In France and Turkey the Muslim veil has become (not for everyone but for a substantial part of the population) a symbol of separatism and the primacy of religious law over democratic equality. I realize that this view of the veil does not do justice to all the reasons that lead Muslim women to wear it. I am not advocating that we adopt a headscarf ban here in America either.

But I do believe that the debate about the veil has to be a serious intellectual discussion of how much religious expression a free society can sustain. We can’t just say, “Oh, those socially prejudiced French people!” We have to try to think about where we ourselves would place the limits on religious freedom—because there can be no democracy without some limits on what religious persons desire.

So now I come back to the U.S. As I said, it looks great that we don’t require women to wear the veil or to take it off. But our “free exercise of religion” has its own anti-democratic dimensions. In many states in America, religious parents who believe in faith healing do not have to provide medical attention for their sick children—and many kids have died. In most states, religious schools and daycare centers do not have to meet the basic educational standards that non-religious educational institutions have to meet. In the U.S., you could get out of a military draft as a conscientious objector—if you have a religious conscience. If your reasons against fighting are not religious, if they spring from a secular philosophy of peace, you probably get no exemption.

Today, imprisoned convicts who claim to be religious often get special food, study time, and other privileges. Members of religious sects who wish to use illegal drugs in their ceremonies are often permitted to do so. A schoolgirl can certainly wear a headscarf in a public school, but she may not be free to wear a T-Shirt expressing a provocative political opinion. This is not theocracy like in Iran, but it does show that in the U.S., religion is elevating people of faith above the laws that everyone else has to follow. (For a full discussion of this problem, see Marci Hamilton’s book, God vs. The Gavel, Cambridge University Press, 2005.)

The “free exercise of religion” now means that religious persons have more rights than unreligious persons. A Frenchman or a Turk would probably be quick to point out that this violates the principle of equality before the law. Personally, I wear a religious symbol—under my shirt because I don’t wish to announce to my American fellows that most of them don’t belong to my group. I choose to act as if I belong to the whole. That’s the logic of Rousseau’s 1762 Social Contract, which underlies the French and Turkish visions of democracy. I see more and more students, and even university colleagues, wearing ostentatious religious symbols on campus. Our society respects their religious passion. It does not give enough consideration to the integrity of those who make a point of keeping their religion private.

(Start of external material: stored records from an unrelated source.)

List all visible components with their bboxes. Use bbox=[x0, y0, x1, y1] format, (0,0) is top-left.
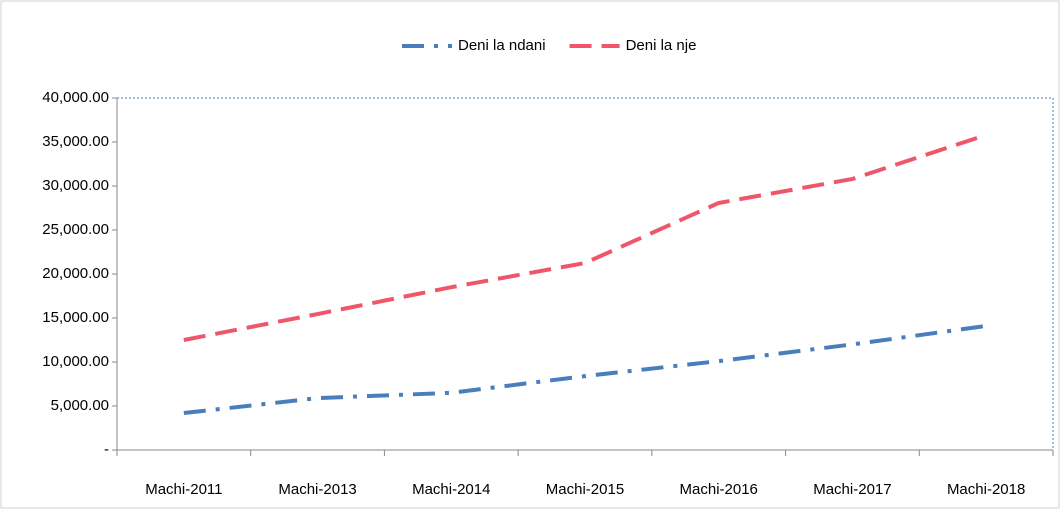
x-tick-label: Machi-2013 bbox=[278, 481, 356, 498]
legend-label: Deni la nje bbox=[626, 37, 697, 54]
y-tick-label: 30,000.00 bbox=[42, 177, 109, 194]
y-tick-label: 40,000.00 bbox=[42, 89, 109, 106]
legend-label: Deni la ndani bbox=[458, 37, 546, 54]
y-tick-label: 20,000.00 bbox=[42, 265, 109, 282]
y-tick-label: 25,000.00 bbox=[42, 221, 109, 238]
x-tick-label: Machi-2015 bbox=[546, 481, 624, 498]
y-tick-label: 15,000.00 bbox=[42, 309, 109, 326]
y-tick-label: 5,000.00 bbox=[51, 397, 109, 414]
x-tick-label: Machi-2017 bbox=[813, 481, 891, 498]
y-tick-label: - bbox=[104, 441, 109, 458]
x-tick-label: Machi-2018 bbox=[947, 481, 1025, 498]
series-line bbox=[183, 133, 987, 342]
y-tick-label: 35,000.00 bbox=[42, 133, 109, 150]
x-tick-label: Machi-2016 bbox=[680, 481, 758, 498]
x-tick-label: Machi-2014 bbox=[412, 481, 490, 498]
y-tick-label: 10,000.00 bbox=[42, 353, 109, 370]
x-tick-label: Machi-2011 bbox=[145, 481, 222, 498]
series-line bbox=[183, 323, 987, 416]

It’s easy for us to see how coercive the headscarf bans are in France and Turkey. It’s harder for us to focus on the price we are paying for our religious exhibitionism. The lack of universal co-feeling in our society may well be the root cause of much mutual disrespect and violence. From this perspective, America is struggling with the relationship between religion and democracy as much as France and Turkey—we just don’t have the kind of explicit popular discussion about the tradeoffs that you find in the other countries.

If France and Turkey need to lighten up their attitude toward religion and become more tolerant of the veil, we in the U.S. need to look more acutely at the cost of permitting religious persons to be exempt from the law.